OpsCenter 7.5.0.6 database maxes out

MilanPalian-A · ‎09-26-2013

The OpsCenter database (dbsrv11.exe) maxes out the CPU. I have allocated 6 cores just to the database, and they are running 100% continuously.

I have done all the obvious stuff: defrag disk, defrag database, increase cache (32GB), add processors. The only thing that quiets the database is disabling data collection for 4 of my 7 appliances, the other masters do not seem to affect performance as much.

I already opened a case, but support seems clueless about the database. Has anyone had this problem on 7.5.0.6?

Dave_High · ‎09-26-2013

HI MIlan,

How large is your database and how many JOBS per day are you pulling into OpsCenter? 7.5.0.6 had some DB and performance enhancements that even our very large customers are liking. I am worried that six cores simply isnt enough. Is this running on a VM? Not really something we recommend as it requires a lot more resources just to do a basic job. The fact that you can disable some of your appliances and performance improves tells me you may be overloading the system.

Thanks,

dave

MilanPalian-A · ‎09-27-2013

Hello Dave,

It is a standalone system, octacore, 48GB, dedicated to OpsCenter, no VM, with 30GB database and 25.000 jobs per day.

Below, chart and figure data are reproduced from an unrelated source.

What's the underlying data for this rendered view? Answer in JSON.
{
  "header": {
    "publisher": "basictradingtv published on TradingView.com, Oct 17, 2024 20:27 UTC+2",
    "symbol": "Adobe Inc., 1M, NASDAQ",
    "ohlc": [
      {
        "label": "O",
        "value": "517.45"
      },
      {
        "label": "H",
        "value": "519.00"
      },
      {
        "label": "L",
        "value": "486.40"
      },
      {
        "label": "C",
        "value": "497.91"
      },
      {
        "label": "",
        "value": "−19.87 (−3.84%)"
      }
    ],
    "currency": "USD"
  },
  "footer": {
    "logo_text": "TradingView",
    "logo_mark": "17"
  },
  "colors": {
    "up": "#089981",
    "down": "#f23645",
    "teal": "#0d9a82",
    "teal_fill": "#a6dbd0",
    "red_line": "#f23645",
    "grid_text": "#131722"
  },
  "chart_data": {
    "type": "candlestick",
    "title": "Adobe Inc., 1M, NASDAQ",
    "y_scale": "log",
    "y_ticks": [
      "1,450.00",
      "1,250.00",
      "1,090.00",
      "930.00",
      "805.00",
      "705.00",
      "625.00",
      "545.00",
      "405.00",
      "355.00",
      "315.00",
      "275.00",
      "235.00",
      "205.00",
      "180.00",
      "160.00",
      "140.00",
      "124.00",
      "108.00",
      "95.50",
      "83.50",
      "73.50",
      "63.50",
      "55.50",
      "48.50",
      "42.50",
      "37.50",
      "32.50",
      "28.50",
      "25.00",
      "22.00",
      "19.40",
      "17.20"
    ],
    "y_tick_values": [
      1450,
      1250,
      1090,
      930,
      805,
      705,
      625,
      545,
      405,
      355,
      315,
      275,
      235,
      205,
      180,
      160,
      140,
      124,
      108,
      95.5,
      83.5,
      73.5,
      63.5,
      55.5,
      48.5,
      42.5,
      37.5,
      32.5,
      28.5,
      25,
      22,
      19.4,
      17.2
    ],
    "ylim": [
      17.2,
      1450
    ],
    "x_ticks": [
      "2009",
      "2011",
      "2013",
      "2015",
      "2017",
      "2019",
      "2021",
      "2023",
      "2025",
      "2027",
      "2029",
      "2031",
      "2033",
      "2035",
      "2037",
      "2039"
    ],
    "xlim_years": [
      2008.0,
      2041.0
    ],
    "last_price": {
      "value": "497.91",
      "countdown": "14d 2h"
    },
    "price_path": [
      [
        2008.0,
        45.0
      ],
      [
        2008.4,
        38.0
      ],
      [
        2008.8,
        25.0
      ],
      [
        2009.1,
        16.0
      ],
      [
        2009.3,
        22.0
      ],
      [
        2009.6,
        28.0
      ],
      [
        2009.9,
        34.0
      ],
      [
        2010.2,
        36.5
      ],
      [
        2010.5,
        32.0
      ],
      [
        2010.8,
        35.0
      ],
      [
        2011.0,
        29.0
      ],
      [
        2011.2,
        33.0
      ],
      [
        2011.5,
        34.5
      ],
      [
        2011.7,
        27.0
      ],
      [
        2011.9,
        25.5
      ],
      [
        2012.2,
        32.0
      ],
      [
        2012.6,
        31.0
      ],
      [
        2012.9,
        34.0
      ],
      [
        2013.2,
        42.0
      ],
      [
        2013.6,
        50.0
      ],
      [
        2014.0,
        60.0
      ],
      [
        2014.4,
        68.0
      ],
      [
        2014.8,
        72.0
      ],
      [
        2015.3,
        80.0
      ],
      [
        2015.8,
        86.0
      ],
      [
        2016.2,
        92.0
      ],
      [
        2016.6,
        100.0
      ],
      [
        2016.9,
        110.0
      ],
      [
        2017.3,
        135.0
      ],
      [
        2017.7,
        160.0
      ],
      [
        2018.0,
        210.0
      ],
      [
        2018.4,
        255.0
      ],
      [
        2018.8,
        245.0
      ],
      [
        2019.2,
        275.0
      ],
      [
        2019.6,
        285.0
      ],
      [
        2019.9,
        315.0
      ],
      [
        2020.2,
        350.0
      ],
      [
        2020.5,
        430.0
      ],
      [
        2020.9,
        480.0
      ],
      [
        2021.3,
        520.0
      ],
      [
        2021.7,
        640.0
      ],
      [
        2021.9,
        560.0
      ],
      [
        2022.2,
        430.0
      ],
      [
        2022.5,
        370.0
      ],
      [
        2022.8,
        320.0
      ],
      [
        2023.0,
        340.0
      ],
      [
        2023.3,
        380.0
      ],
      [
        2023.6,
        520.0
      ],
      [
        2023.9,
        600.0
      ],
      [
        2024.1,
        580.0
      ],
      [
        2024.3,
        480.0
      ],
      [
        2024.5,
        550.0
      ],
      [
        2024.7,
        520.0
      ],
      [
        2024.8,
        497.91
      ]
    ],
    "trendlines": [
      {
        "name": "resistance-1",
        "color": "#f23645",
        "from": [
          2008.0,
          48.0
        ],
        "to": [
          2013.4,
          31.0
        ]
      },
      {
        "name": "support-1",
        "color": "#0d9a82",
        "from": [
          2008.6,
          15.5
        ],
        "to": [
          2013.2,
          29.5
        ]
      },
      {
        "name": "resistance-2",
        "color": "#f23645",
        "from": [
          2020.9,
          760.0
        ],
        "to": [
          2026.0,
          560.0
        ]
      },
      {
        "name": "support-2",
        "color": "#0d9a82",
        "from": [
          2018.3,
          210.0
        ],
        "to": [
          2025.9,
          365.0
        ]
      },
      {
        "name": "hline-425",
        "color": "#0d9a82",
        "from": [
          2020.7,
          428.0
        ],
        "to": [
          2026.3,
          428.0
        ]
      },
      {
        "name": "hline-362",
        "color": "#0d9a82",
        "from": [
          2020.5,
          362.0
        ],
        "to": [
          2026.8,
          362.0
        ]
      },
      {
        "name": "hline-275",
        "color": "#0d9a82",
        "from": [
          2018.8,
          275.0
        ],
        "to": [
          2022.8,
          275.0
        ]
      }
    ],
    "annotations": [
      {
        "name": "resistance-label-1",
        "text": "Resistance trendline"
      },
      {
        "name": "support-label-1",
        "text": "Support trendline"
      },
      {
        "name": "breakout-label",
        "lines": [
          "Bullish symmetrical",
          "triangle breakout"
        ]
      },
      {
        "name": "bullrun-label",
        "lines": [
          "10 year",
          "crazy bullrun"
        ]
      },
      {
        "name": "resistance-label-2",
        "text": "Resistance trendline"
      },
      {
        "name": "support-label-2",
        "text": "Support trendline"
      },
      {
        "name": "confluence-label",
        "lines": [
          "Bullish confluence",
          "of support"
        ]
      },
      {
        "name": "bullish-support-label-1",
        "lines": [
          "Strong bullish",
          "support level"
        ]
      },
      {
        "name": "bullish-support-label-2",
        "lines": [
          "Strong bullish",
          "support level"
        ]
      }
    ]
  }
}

Thanks for your input, that is new info for me, as I was under the impression that we had a decently configured machine for OpsCenter purposes. We are going to scale up soon, so I am hoping this will help. However, what sort of system would we need if we added, say, a hundred appliances? It is interesting that the other NBU Masters do not seem to have such an impact, as the Appliances, but maybe it is due to the nature of the job mix that we have on the Appliances.

Milan

MilanPalian-A · ‎09-27-2013

Dave,

I should also add that it is not just overload from too many queries, the processors are running 100% continuously. It looks as you would expect from a long running query or a full scan of the database.

Regards,

Milan

Dave_High · ‎09-27-2013

Ya, that is a monster system for only 25k jobs per day. Keep the support case open and force it into backline. All our other customers who have upgraded have been very pleased with the performance. This is the first I have heard of issues.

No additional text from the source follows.